Ich weiß, dass Barcelona en Comu Instrumente für die "Bürgerbeteiligung" vorbereiten und dass sie an verschiedenen Wegen arbeiten, um die Regierungsführung für die Menschen zu öffnen, damit die Menschen diejenigen sein können, die ihre Vorschläge vorlegen und neue Gesetze fordern. Natürlich wollten wir, dass sie dafür in die parlamentarische Politik gehen - um die Institutionen für die Bürger zu öffnen, damit ihre Prozesse transparent werden und die Politiker selbst nicht als Herrscher, sondern als öffentliche Arbeiter gesehen werden. Aber ich verstehe die Zwänge und Widersprüche.
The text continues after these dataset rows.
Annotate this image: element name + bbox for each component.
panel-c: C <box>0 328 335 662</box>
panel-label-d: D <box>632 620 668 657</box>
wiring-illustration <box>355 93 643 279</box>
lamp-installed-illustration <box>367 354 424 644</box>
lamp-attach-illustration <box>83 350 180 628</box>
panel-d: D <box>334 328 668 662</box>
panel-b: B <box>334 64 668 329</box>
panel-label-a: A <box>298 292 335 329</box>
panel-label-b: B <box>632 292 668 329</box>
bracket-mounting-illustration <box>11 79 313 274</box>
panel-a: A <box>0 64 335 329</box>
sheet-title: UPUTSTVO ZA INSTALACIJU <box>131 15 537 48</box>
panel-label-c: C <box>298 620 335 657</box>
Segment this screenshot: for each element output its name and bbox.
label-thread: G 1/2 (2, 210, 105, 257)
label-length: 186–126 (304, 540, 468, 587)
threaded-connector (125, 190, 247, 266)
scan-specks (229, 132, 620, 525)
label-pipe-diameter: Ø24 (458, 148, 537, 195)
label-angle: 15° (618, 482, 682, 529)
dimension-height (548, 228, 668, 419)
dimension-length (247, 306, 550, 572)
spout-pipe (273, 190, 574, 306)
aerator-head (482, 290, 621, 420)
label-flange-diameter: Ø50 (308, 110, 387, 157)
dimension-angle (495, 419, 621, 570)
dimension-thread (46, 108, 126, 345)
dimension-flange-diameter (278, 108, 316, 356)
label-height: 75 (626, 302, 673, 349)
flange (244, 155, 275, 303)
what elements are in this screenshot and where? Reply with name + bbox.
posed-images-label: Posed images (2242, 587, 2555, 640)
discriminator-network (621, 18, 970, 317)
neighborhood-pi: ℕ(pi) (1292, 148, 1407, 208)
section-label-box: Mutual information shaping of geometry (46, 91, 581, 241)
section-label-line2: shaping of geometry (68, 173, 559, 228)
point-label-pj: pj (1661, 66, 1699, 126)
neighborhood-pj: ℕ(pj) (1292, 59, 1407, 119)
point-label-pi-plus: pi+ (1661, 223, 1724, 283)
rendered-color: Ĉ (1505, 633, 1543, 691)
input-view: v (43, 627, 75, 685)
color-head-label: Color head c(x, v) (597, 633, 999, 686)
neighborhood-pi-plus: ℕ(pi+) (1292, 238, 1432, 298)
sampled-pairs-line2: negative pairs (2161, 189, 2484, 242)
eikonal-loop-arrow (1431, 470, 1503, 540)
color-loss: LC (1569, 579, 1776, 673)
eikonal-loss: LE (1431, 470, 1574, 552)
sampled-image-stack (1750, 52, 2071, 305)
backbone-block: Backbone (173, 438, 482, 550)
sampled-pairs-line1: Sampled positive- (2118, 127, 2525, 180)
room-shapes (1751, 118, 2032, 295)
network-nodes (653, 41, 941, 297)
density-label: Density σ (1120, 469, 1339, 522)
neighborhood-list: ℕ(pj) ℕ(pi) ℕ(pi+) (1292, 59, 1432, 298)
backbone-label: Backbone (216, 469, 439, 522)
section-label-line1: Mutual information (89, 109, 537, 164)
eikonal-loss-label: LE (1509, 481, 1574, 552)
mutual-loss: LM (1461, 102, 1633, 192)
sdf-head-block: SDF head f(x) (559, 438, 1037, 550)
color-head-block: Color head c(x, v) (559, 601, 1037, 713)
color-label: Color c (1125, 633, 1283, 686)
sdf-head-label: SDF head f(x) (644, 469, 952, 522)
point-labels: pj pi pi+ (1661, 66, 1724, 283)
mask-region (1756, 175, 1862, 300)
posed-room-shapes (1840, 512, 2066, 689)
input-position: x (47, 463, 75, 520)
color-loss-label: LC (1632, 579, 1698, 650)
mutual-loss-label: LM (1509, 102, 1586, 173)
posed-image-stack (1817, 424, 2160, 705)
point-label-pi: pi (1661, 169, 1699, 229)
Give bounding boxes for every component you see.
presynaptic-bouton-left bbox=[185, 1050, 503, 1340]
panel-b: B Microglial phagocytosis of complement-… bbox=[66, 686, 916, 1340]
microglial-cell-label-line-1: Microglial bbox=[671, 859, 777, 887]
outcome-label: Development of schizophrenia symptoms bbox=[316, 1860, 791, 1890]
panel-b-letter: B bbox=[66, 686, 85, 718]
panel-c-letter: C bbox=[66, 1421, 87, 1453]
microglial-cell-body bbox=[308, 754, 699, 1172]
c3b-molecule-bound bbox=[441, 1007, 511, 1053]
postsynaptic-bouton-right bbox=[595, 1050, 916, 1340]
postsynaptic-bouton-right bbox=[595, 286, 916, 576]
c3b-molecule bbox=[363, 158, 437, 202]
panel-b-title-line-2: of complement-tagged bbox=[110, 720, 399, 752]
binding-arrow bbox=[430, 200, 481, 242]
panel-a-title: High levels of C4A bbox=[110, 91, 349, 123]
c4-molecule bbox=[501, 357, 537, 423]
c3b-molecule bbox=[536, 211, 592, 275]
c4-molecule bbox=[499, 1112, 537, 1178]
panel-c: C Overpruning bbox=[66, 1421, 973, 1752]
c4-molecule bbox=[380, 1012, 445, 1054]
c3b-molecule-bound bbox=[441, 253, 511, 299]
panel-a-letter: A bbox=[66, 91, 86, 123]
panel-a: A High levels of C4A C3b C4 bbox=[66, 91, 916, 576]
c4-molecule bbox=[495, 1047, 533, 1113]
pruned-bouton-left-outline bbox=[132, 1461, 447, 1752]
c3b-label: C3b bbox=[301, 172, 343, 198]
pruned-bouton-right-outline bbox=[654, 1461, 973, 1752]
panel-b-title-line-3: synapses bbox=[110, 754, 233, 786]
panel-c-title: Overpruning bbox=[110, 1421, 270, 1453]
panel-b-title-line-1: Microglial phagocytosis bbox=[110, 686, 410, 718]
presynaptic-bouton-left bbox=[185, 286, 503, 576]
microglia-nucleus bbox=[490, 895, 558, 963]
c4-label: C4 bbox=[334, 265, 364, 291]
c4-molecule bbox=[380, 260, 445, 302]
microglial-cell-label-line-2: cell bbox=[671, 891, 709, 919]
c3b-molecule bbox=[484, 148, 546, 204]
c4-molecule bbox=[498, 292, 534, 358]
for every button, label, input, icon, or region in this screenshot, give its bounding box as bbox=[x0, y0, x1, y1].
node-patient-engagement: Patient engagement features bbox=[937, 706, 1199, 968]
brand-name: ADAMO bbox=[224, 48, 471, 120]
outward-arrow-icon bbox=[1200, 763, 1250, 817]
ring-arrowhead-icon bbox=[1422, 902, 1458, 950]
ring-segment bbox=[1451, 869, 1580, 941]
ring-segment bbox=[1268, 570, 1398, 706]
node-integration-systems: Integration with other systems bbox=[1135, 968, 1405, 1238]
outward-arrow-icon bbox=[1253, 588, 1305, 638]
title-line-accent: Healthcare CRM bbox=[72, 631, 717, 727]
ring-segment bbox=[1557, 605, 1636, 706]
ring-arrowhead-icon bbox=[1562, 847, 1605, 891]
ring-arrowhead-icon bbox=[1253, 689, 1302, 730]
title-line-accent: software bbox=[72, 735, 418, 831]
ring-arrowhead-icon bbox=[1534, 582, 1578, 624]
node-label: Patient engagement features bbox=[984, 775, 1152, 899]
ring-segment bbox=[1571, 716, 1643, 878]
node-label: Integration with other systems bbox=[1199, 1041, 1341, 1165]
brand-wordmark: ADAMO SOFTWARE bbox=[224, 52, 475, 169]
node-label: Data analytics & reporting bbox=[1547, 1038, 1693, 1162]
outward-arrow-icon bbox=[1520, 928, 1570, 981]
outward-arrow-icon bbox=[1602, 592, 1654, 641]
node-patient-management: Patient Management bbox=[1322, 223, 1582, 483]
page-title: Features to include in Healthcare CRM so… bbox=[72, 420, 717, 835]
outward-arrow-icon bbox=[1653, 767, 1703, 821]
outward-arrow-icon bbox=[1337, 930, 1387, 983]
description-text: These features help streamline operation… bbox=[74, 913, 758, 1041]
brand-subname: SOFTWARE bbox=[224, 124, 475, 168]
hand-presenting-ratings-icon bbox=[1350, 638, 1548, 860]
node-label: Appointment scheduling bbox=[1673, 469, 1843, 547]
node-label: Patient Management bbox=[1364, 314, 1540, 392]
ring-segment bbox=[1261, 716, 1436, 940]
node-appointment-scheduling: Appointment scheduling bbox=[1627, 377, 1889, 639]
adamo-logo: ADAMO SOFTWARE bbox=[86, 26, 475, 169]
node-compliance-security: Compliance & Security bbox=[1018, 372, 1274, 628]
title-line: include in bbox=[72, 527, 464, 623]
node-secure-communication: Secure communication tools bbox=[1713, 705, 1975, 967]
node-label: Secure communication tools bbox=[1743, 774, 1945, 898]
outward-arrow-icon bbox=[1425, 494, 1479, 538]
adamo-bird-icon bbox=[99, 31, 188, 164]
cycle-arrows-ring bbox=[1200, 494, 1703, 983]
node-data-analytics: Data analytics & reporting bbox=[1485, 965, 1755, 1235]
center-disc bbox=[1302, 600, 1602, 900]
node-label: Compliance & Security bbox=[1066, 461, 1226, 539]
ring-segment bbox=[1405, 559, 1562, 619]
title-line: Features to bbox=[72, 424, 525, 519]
Es muss schwierig sein, in diese Machtmaschinerie einzudringen, und die wirkliche tiefgreifende Veränderung zu einer beträchtlichen Herausforderung zu machen.

Viele meiner aktivistischen Kollegen fühlen sich von all den Dingen, die nicht geschehen sind, ziemlich enttäuscht, und wir sind mit der jüngsten Koalition mit der Linken und den Grünen hier in Katalonien nicht sehr zufrieden, weil sie intern als großer Machtblock agieren und "Los Comunes" auf eine Art und Weise wie alte Politik kooptieren. Es gibt eine Menge innerer Spannungen. Sie wissen, wie man das politische Spiel spielt, von oben nach unten, mit den alten Techniken, so dass die neuen Vorschläge für "Catalonia en Comu" eine gewisse Müdigkeit hervorrufen.

Als Aktivist mit Erfahrung in der Arbeit in verschiedenen Ländern halte ich es für sehr wichtig, diese breitere Debatte und Information über den Kommunalismus und seine Netzwerke in verschiedenen Ländern in ganz Europa und darüber hinaus zu führen. Was aber in dieser Debatte bisher fehlt, ist ein Verständnis dafür, warum radikaler Kommunalismus und Volksmacht sich hier in Spanien auf eine so mächtige Art und Weise durchgesetzt haben. Was wir verstehen müssen, ist für mich die Bewegungsbildung und das, was aktive Bürgerinnen und Bürger schaffen konnten - kurz gesagt, was vorher kam. Es war die Schaffung einer Masse von politisierten Bürgern, die die entscheidende Phase war, bevor eine Reihe von kommunalen Initiativen ins Leben gerufen wurde. Und das sollte einer der ersten Aspekte dieser neuen Politik sein, die wir eingehend erörtern sollten. Und dann bauen.